W 9:30–12:00
Anderson Hall, Room 153

Geology is a conception of the planet’s surface as thick, resource-rich, and energy-latent, forming slowly in the deep time of the earth. Laced within its dense layers of rock and shifting plates, the crust contains the raw materials and carbon fuels of the technosphere: bands of iron ore, veins of mineral deposits, seams of coal, and vast fields of oil. Our everyday worlds are sourced from these geologies—fracking, cracking, mining, drilling, processing, and burning—feeding a supply chain essential to the production and powering of the built environment. Critically, the materials themselves have spatial qualities and attitudes, producing a complex infrastructure of capital, energy, and heat. Yet while these geologies constitute the substructure of modern life—determining its urban scales, circulatory flows, and organizational forms—they also devastate landscapes, bodies, and climates.

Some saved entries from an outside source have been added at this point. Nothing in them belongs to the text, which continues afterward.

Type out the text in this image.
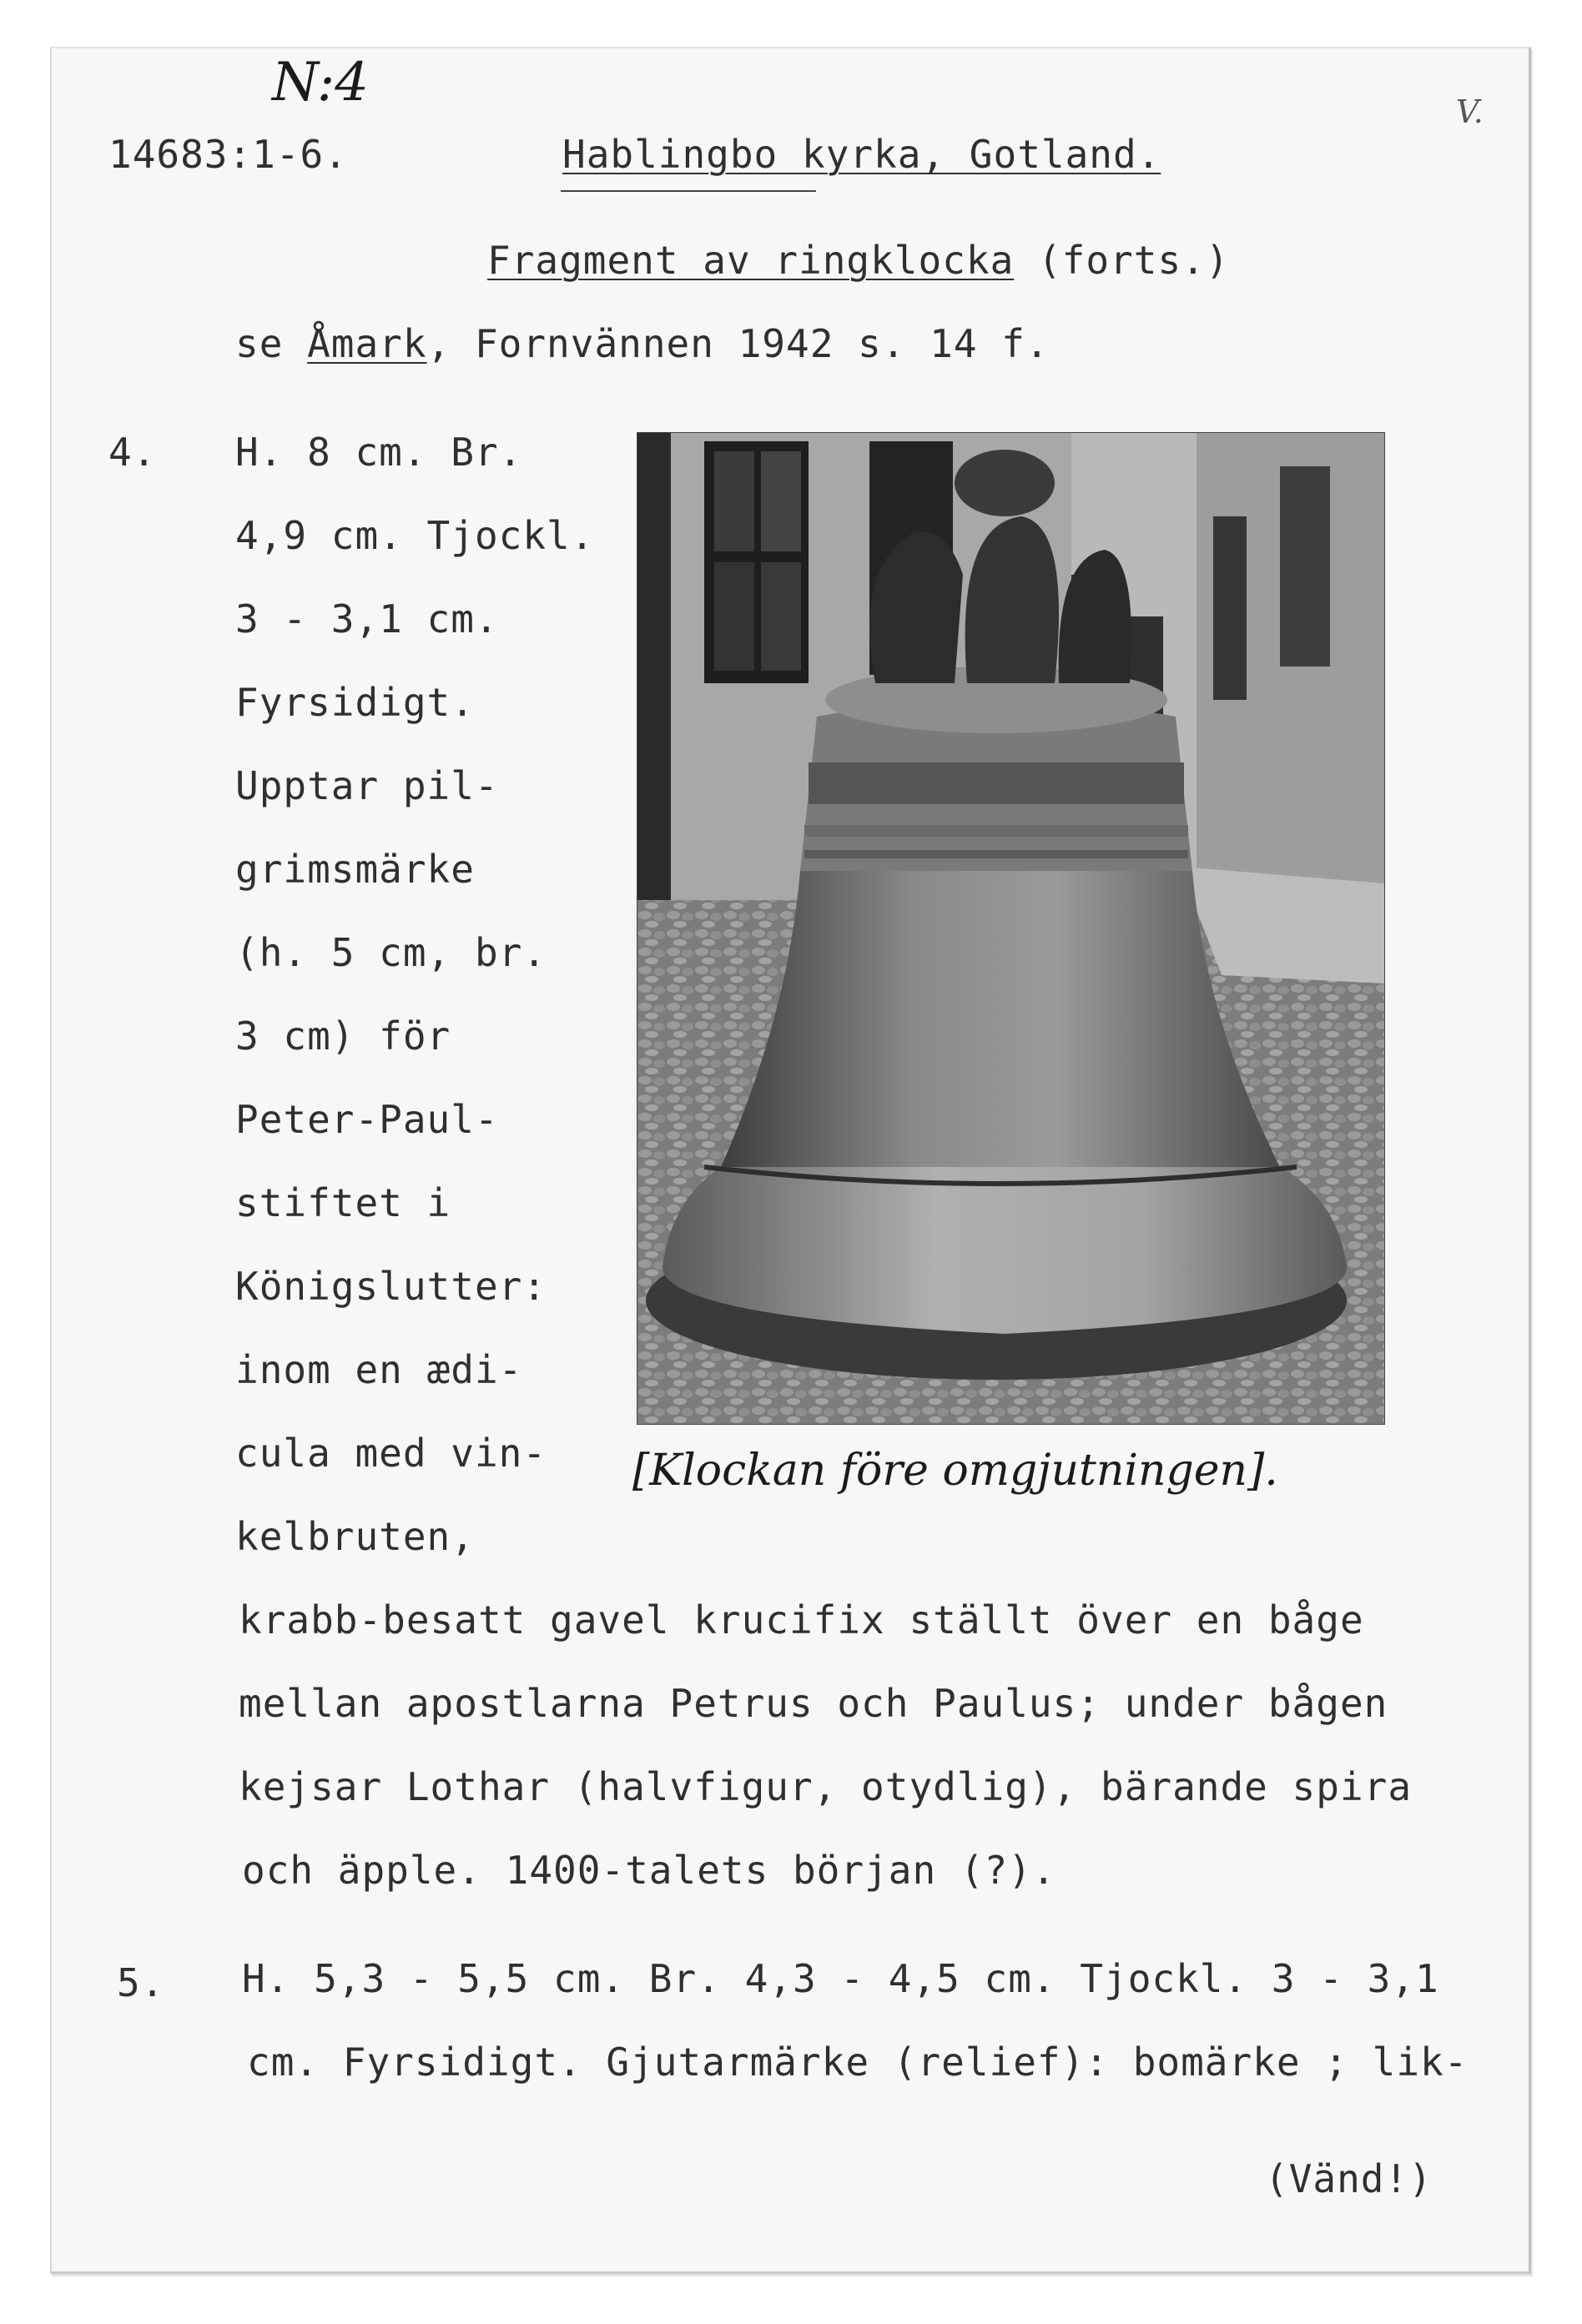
N:4	V.
14683:1-6.	Hablingbo kyrka, Gotland.
Fragment av ringklocka (forts.)
se Åmark, Fornvännen 1942 s. 14 f.
4. H. 8 cm. Br.
4,9 cm. Tjockl.
3 - 3,1 cm.
Fyrsidigt.
Upptar pil-
grimsmärke
(h. 5 cm, br.
3 cm) för
Peter-Paul-
stiftet i
Königslutter:
inom en ædi-
cula med vin-
kelbruten,
krabb-besatt gavel krucifix ställt över en båge
mellan apostlarna Petrus och Paulus; under bågen
kejsar Lothar (halvfigur, otydlig), bärande spira
och äpple. 1400-talets början (?).
[Klockan före omgjutningen].
5. H. 5,3 - 5,5 cm. Br. 4,3 - 4,5 cm. Tjockl. 3 - 3,1
cm. Fyrsidigt. Gjutarmärke (relief): bomärke ; lik-
(Vänd!)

Learning from spatial and material tactics that intercede in these extractive processes, this seminar seeks to trouble the persistence and durability of the hydrocarbon toward a deeper conception of geology: a planetary assemblage of landscapes, ecologies, organisms, technologies, and atmospheres. Through reading discussions, deep mapping exercises, field visits, and visual research explorations, “Deep Geologies” looks to the entanglement of architecture, extraction, and the Anthropocene to imagine new practices of terrestrial care.